What is Vegan Fashion?
Are vegan materials the future of fashion?
What exactly is vegan fashion? The term has cropped up more and more in recent years, and is almost automatically linked to sustainable practices by the brands using it – whether or not this link is genuine. To find out more, we’ve enlisted the expertise of Gabrielle Cave, who has a degree in Textiles and Surface Design, and is the founder of Orchard Moon, a vegan silk fashion brand based in London.
What is Vegan Fashion?
‘Vegan fashion is clothing and accessories which have been made without the use of any animal products or animal by-products,’ says Gabrielle. ‘The global vegan women’s fashion industry is estimated to be worth 396.3 billion (US) dollars as of 2019 and is estimated to grow 13.7 per cent every year between 2020 and 2027. There is a growing cultural acceptance that animals are thinking, feeling beings who deserve to be treated with kindness and respect and not simply to be consumed as commodity.’
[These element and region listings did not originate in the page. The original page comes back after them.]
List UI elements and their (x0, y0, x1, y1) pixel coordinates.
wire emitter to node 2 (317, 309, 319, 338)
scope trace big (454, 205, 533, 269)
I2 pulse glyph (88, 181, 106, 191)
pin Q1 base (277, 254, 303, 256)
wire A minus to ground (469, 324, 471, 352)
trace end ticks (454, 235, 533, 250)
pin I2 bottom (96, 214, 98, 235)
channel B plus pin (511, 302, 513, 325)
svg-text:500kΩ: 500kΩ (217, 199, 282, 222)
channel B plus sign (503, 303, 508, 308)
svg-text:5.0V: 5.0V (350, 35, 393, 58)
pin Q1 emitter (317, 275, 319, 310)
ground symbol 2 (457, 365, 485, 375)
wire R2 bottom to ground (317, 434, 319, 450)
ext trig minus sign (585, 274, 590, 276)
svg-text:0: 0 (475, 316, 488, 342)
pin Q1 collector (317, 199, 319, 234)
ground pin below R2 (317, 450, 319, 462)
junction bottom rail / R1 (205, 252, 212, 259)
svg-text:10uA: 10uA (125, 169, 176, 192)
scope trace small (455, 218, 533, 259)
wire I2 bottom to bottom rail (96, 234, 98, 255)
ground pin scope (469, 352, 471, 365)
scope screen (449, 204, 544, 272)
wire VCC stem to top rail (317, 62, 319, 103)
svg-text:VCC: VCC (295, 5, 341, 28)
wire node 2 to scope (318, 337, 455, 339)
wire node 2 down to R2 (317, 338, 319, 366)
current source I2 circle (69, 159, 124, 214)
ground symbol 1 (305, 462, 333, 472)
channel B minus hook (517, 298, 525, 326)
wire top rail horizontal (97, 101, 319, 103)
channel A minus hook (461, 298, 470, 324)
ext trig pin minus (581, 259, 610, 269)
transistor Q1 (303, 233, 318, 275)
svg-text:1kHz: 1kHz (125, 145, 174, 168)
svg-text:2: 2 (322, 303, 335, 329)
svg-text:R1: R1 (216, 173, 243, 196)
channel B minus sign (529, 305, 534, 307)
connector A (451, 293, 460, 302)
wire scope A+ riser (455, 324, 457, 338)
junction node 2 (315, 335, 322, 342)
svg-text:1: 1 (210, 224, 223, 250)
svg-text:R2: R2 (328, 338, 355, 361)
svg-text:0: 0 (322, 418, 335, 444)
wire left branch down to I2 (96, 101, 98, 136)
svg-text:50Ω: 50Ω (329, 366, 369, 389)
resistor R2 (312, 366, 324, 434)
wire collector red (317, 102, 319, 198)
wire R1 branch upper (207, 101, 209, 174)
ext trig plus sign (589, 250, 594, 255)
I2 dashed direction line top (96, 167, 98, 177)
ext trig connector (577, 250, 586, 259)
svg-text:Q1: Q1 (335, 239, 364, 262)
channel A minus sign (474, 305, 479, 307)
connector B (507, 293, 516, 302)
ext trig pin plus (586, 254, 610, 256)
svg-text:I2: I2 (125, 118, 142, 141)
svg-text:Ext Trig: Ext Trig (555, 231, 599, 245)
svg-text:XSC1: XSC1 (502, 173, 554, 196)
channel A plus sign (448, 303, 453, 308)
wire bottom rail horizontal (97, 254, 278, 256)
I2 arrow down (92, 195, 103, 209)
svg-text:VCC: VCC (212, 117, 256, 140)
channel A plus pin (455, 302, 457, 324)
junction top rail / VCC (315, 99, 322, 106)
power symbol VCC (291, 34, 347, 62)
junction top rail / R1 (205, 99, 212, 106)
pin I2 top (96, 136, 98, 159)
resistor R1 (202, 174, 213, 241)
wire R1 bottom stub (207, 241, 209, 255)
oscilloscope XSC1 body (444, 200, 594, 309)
But despite its rather straightforward definition, there are a lot of misconceptions surrounding vegan fashion in general – especially when it comes to sustainability. ‘There is the perception that vegan fashion automatically qualifies as being sustainable, but that is not the case. Just because something has been made without the use of animals or animal by-products doesn’t mean that there are any guarantees of ethical or environmentally friendly production methods.’
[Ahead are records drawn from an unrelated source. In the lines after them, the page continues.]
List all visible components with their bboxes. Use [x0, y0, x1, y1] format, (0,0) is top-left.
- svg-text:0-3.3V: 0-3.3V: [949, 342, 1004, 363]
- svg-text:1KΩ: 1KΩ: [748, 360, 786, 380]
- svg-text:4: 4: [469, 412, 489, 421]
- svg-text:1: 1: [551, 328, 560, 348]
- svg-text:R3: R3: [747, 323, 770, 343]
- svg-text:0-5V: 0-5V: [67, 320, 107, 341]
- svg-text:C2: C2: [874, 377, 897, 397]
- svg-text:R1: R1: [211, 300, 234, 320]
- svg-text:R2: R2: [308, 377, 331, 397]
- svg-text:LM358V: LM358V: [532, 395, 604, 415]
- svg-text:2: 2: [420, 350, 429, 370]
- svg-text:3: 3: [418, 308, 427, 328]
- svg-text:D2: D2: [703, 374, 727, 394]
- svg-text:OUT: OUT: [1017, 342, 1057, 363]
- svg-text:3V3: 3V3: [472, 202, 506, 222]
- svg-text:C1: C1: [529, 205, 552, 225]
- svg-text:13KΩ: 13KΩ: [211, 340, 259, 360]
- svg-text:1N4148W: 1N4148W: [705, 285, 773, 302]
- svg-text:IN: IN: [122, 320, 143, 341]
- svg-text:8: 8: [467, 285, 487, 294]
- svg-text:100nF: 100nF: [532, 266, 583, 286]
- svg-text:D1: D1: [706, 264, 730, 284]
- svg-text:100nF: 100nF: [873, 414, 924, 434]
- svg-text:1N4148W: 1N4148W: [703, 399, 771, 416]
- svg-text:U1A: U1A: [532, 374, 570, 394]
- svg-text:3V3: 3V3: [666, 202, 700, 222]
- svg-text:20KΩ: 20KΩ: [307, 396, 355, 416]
Where do vegan materials come from?
‘Vegan materials can be sourced from anywhere and everywhere,’ Gabrielle continues. ‘Everyday fibres like cotton and linen are naturally vegan because they are plant-based and don’t contain any animal products. Orchard Moon uses sustainable fibres including TENCEL™️ and lyocell filament, which are derived from the wood pulp of trees from sustainably managed woodlands.’
Orchard Moon is renowned for its work with vegan silks, which are used to create colourful sets of pyjamas and loungewear for its customers. Gabrielle is passionate about avoiding regular silks: ‘Vegan materials are not a compromise, and our vegan pyjamas feel super silky just like the real thing but are completely cruelty-free.
‘Luxurious loungewear is typically made from silk, because it feels so good and is a natural fibre; but not everyone knows that silk is not vegan or cruelty-free. Silk is made using silk worm cocoons, and the silk worm caterpillars (the bombyx mori moth larvae) are killed while they are inside the cocoon using boiling water. It takes about 3000 silk worm cocoons to make just one pair of pyjamas. It is estimated that nearly one trillion silk worms are killed every year to create enough silk to feed the global demand.’
Can vegan fashion truly be considered sustainable?
Unfortunately, the answer isn’t clear-cut. There are vegan materials that are better for the planet than others, without having a detrimental impact on animals. ‘There are really great vegan alternatives for silk and silk-like fabrics which we specialise in, including TENCEL™️, lyocell, acetate, certified viscose and cupro which are cruelty free and don’t damage the environment.’
But there are also vegan alternatives that aren’t great in terms of their environmental impact, emphasises Gabrielle. ‘Synthetic vegan alternatives for leather and suede, such as PU and PVC, are widely available but they are not necessarily environmentally friendly. PU and PVC materials have been around for many years, but only recently been given the ‘vegan’ moniker in an attempt by fast fashion brands to cash in on a trend and suggest it is more sustainable than it really is. It’s an example of greenwashing, which is pervasive in the industry right now.’
So, should we all be opting for vegan materials going forward?
Gabrielle highlights that, more generally speaking, the real problem lies with our habit of over-consumption. ‘Globally, we consume about 62 million tonnes of textiles per year, and 87 per cent of it ends up incinerated or dumped in landfill. Whether vegan or not, clothes dumped on landfill take decades to degrade and emit greenhouse gases.’
Addressing our habits and being more conscious of exactly what we’re putting in our shopping baskets is the best starting point. ‘Choosing high quality, ethically made pieces and taking really good care of them is the most environmentally friendly and sustainable thing you can do as a consumer.
‘Look out for more environmentally friendly fabrics such as Tencel, lyocell, ecovero viscose, organic cotton and linen, ramie and hemp, and when choosing accessories look out for cork, wood, natural rubber, and natural fibres and try to avoid oil based materials such as polyester, nylon, PVC, PU and polyamide which release microplastics into the environment.’
There’s some hope for the future, too. The fashion industry is getting better at introducing sustainable alternatives to the wider industry as well, meaning that we’ll hopefully have more options when it comes to clothing that is both vegan and planet-friendly. ‘There are some really amazing technological innovations available now including banana fibre, orange fibre, cactus leather and bio-based vegan leather alternatives. There’s also been more in development including mushroom leather and microsilk which is really exciting for the textiles industry. We can engineer our way to a more sustainable fashion industry with technology.’